Generazione Writers
Keith Haring aveva poco più di 30 anni quando, nel 1989, ispirato dal clima del grande giugno pisano e incoraggiato da un amico italiano che aveva incontrato nella realtà dei sobborghi newyorkesi da cui veniva, tracciò il primo segno della sua Tuttomondo su una parete esterna della chiesa di Sant’Antonio Abate a Pisa.
A metà strada tra la stazione ferroviaria e quella degli autobus, sembra che la scelta di collocazione dell’opera non sia stata del tutto casuale, ma dettata dall’ esigenza di arricchirne l’interpretazione.
Erano stati gli anni di guerre combattute tra suolo vietnamita e piazze in protesta, poi quelli di Ronald Reagan e Michail Gorbačëv, gli anni delle grandi libertà artistiche impegnate a ridefinire i limiti della percezione sensoriale.
Un muro cade, un altro vacilla sotto le tinte psichedeliche del rock più nuovo riecheggiando nelle realtà urbane strizzate tra il bianco dei muri residenziali e lo sporco delle aree metropolitane.
Rabbia, dolore, speranza e nuove prospettive: i sentimenti di quelli che venivano definiti “ragazzacci”, in fondo soltanto rappresentanti dell’ espressione artistica di un mondo che stava cambiando radicalmente.
Sotto gli occhi di tutti e ispirati da una società che di scrupoli cominciava a farsene ben pochi, questi ragazzi, appartenenti alla nuova generazione di writers – scrittori di muri – mettevano a disposizione tutto il loro sentimento e tutta la loro più primitiva gestualità per dare nuova forma alla grande voce che avevano dentro: erano alcune delle anime urlatrici profetizzate da Ginsberg nel suo “Urlo” di qualche decennio prima.
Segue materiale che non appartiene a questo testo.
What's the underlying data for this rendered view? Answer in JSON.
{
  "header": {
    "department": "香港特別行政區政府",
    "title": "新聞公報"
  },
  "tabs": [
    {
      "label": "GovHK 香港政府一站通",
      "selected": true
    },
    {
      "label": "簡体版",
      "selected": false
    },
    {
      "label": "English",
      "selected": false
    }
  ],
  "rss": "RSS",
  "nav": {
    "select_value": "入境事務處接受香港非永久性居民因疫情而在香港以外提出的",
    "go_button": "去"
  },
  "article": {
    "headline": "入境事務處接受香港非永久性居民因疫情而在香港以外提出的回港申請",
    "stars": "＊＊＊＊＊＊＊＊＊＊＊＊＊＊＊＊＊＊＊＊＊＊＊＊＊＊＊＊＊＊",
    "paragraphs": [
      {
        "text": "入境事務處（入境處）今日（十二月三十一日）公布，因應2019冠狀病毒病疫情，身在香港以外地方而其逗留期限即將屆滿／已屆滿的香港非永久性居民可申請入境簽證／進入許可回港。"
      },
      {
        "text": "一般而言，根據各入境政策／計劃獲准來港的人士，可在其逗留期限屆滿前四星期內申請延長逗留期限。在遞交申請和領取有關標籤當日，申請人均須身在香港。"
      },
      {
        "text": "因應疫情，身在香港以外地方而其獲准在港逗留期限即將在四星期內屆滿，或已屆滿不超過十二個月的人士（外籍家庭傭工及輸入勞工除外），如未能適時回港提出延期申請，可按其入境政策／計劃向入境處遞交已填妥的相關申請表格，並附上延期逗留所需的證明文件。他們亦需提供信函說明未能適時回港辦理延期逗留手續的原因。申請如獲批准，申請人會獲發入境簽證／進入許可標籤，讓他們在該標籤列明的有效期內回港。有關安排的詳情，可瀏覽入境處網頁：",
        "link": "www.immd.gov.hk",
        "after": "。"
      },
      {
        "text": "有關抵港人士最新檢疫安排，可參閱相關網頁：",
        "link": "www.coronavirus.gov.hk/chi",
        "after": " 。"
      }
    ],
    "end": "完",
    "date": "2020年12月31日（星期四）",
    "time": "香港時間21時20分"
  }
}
In questo nuovo clima generazionale, Tuttomondo di Keith Haring trova spazio come resa grafica di un augurio da reginetta del ballo di fine anno, elaborato sotto una nuova chiave: il tema della “pace – e dell’armonia – nel mondo” si colora dell’estro e della straordinaria capacità artistica di un ragazzo che di Pisa conosceva i colori, i profumi, le straordinarie atmosfere evocate dai lungarni in ogni momento della giornata e che del mondo aveva conosciuto orrori e brutture, il terribile disagio dell’AIDS, malattia di cui sarebbe morto qualche mese dopo; che era profondamente determinato a lasciare un testamento spirituale alla città di Pisa, che con così tanta semplicità era riuscita a rievocare i ricordi del bambino che era stato.
In uno stile che spazia tra grafica dei fumetti e arte informale di Pollock, Tuttomondo vuole rappresentare la sintesi visiva dell’amore di una madre per il proprio bambino, una forbice impegnata a tagliare il male del mondo rappresentato da un serpente, o una matrioska di sentimenti che conducono alla lotta per il bene. Molti altri sarebbero i significati leggibili sulle 30 figure bordate di nero e colorate con pittura acrilica durante una settimana di intenso lavoro. L’opera è stata recentemente nominata “monumento di interesse” dalla Soprintendenza dei Beni Artistici e sembra che davanti al grande universo che evoca tanto nell’ immaginario del fruitore interessato quanto in quello del passante casuale.
Come lo stesso Keith Haring dichiarò nel corso di un’intervista:
La vera arte celebra l’uomo, non intende manipolarlo.
E’ con questa grande presa di coscienza che dalla rubrica Arte vi diamo il benvenuto, ringraziandovi per il vostro grande sostegno, augurandovi una piacevole lettura e sperando di poter contare sul vostro parere per poter migliorare il servizio che abbiamo scelto di mettere a vostra disposizione!